We’re carbs, not just hydrogen atoms. I’m gonna go and eat some bread (the body of Christ)!
We are nuclear waste.
(We’re not just related to apes but we are Great Apes ourselves 🤓)
We be naked apes.
Doesn’t having a common ancestor still count as “related”, tho?
They said not just related, which includes being related
I wonder how many genes we share with Bacteria in soil. Probably more than none.
ATPsynthase is an amazing protein. Our cells use these generators to produce energy. It is pretty much what allows us to become the big hulking mass of cells we are today. Some bacteria also have this protein, but it is used for propulsion.
From what I understand all DNA is 90% compatible because most of that is useless or very basic functions like cellular division and energy generation.
Well, the mitochondria in our cells are descended from bacteria and retain their bacteria-style genes and proteins.
I come from a land down under.
Where beer does flow and men chunder
And the so called “omnipotent” god couldn’t have created a universe with rules which eventually led to evolution of humans.
No, he had to directly create humans as they are now, because reasons…Only the finest loam.
Wotanics believed we were carved from wood (Elm and Ash, I think). But I like the story of Promethus making us, since it implies we already had the brilliance and all we needed was a sample of fire to develop robots, engineering, space travel and genetically enhanced life forms (e.g. become gods ourselves.)
I love (/s) those old stories people came up with.

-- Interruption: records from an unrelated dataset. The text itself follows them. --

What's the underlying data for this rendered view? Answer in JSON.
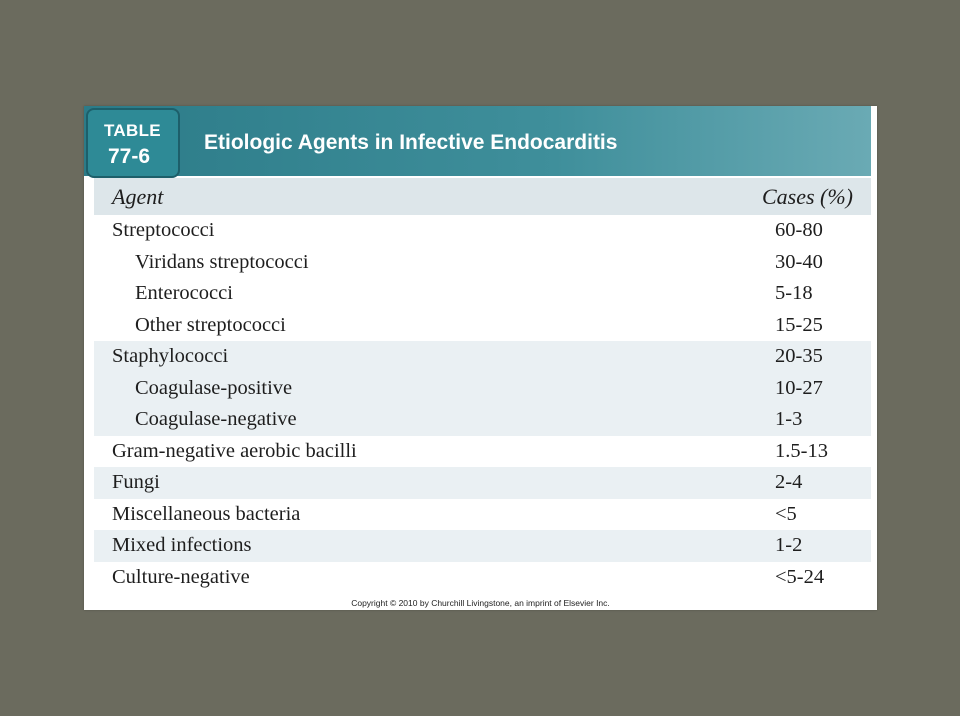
{
  "table": {
    "badge_word": "TABLE",
    "badge_number": "77-6",
    "title": "Etiologic Agents in Infective Endocarditis",
    "columns": {
      "agent": "Agent",
      "cases": "Cases (%)"
    },
    "groups": [
      {
        "rows": [
          {
            "agent": "Streptococci",
            "cases": "60-80"
          },
          {
            "agent": "Viridans streptococci",
            "cases": "30-40"
          },
          {
            "agent": "Enterococci",
            "cases": "5-18"
          },
          {
            "agent": "Other streptococci",
            "cases": "15-25"
          }
        ]
      },
      {
        "rows": [
          {
            "agent": "Staphylococci",
            "cases": "20-35"
          },
          {
            "agent": "Coagulase-positive",
            "cases": "10-27"
          },
          {
            "agent": "Coagulase-negative",
            "cases": "1-3"
          }
        ]
      },
      {
        "rows": [
          {
            "agent": "Gram-negative aerobic bacilli",
            "cases": "1.5-13"
          }
        ]
      },
      {
        "rows": [
          {
            "agent": "Fungi",
            "cases": "2-4"
          }
        ]
      },
      {
        "rows": [
          {
            "agent": "Miscellaneous bacteria",
            "cases": "<5"
          }
        ]
      },
      {
        "rows": [
          {
            "agent": "Mixed infections",
            "cases": "1-2"
          }
        ]
      },
      {
        "rows": [
          {
            "agent": "Culture-negative",
            "cases": "<5-24"
          }
        ]
      }
    ]
  },
  "copyright": "Copyright © 2010 by Churchill Livingstone, an imprint of Elsevier Inc."
}
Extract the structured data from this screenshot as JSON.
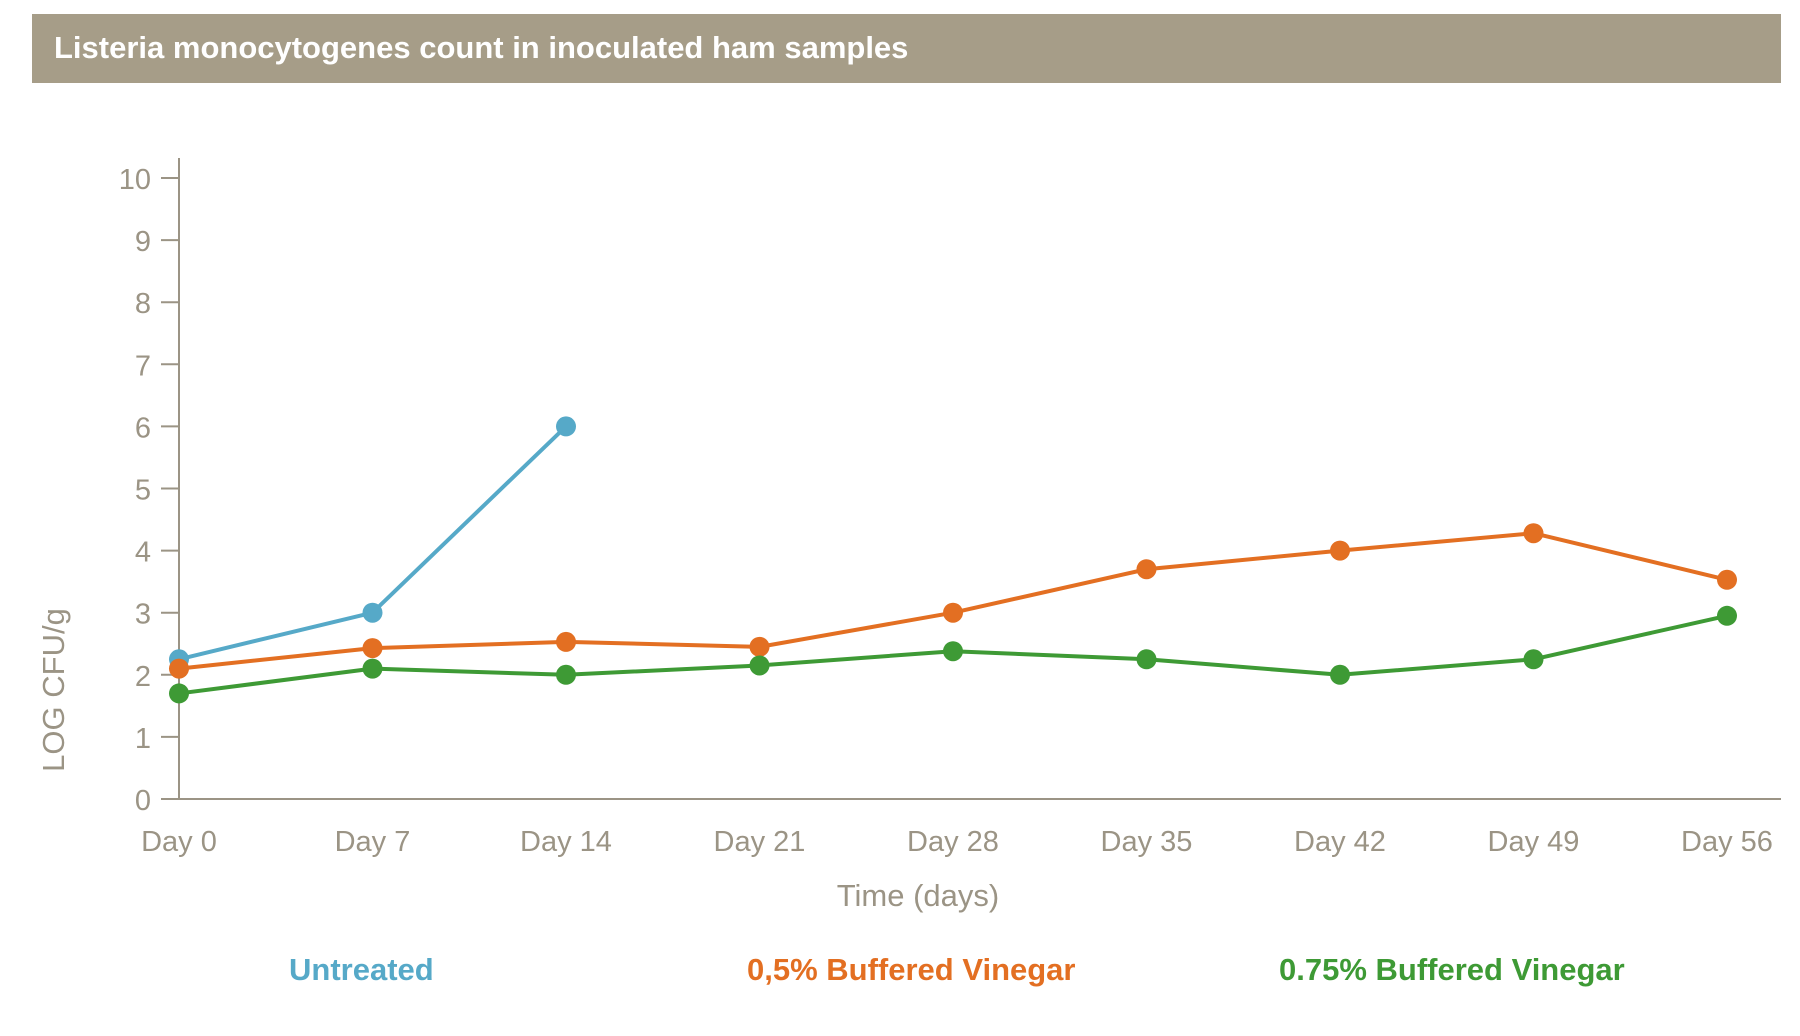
{
  "chart_data": {
    "type": "line",
    "title": "Listeria monocytogenes count in inoculated ham samples",
    "xlabel": "Time (days)",
    "ylabel": "LOG CFU/g",
    "categories": [
      "Day 0",
      "Day 7",
      "Day 14",
      "Day 21",
      "Day 28",
      "Day 35",
      "Day 42",
      "Day 49",
      "Day 56"
    ],
    "ylim": [
      0,
      10
    ],
    "yticks": [
      "0",
      "1",
      "2",
      "3",
      "4",
      "5",
      "6",
      "7",
      "8",
      "9",
      "10"
    ],
    "grid": false,
    "legend_position": "bottom",
    "series": [
      {
        "name": "Untreated",
        "color": "#56a9c8",
        "values": [
          2.25,
          3.0,
          6.0,
          null,
          null,
          null,
          null,
          null,
          null
        ]
      },
      {
        "name": "0,5% Buffered Vinegar",
        "color": "#e36f22",
        "values": [
          2.1,
          2.43,
          2.53,
          2.45,
          3.0,
          3.7,
          4.0,
          4.28,
          3.53
        ]
      },
      {
        "name": "0.75% Buffered Vinegar",
        "color": "#3e9a35",
        "values": [
          1.7,
          2.1,
          2.0,
          2.15,
          2.38,
          2.25,
          2.0,
          2.25,
          2.95
        ]
      }
    ]
  },
  "colors": {
    "title_bar": "#a69d88",
    "axis": "#9b9485"
  }
}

They probably saw a tree in the woods and experienced a moment of pareidolia then decided that humans were descended from trees.
AI is descended from dirt.
We tricked sand into thinking.
Al was my favorite character in Home Improvement
Whatchu know about Wilson?
I coincidentally lived with a young-earth-creationist during the summer when Kansas debated removing evolution from public schools. We debated evolution often, each absolutely convinced of our positions. It was an interesting summer.
He took me to a seminar at a church called “the truth about dinosaurs.” Dinos walked with humans. Dinos are in the bible as a dragon. God is testing us with fossils. Crazy shit.
There were little kids there. That made me really angry. I wanted to argue with the presenter and wrote a bunch of notes and questions to go at him. When we spoke, after, he was super nice. We ended up talking about Macs (~1999 / 2000; Apple was close to failing for so many years prior, this was a soft-spot to win my favor and he was a Mac guy). I opted not to challenge him because there would be no point.
I wonder how many of the children in that audience are now MAGA shithead evangelists. I hate people like this. I don’t hate my former roommate. He was sold lies since he was a child and, for all his intelligence, simply could not escape them. It was astounding.
I don’t know why anyone would want the story to be true. If it were humans aren’t really from earth, we are celestial invaders who came in after everything else was setup. We don’t belong here and the best thing we could do is mass suicide and murder.
Even if it is not true then most of us should leave America and go where? With all due respect , and in my humble opinion, this is a dumber take than creationism.
To heaven. The place all Christians are supposedly heading towards anyhow. You don’t need to muddle colonialism with this.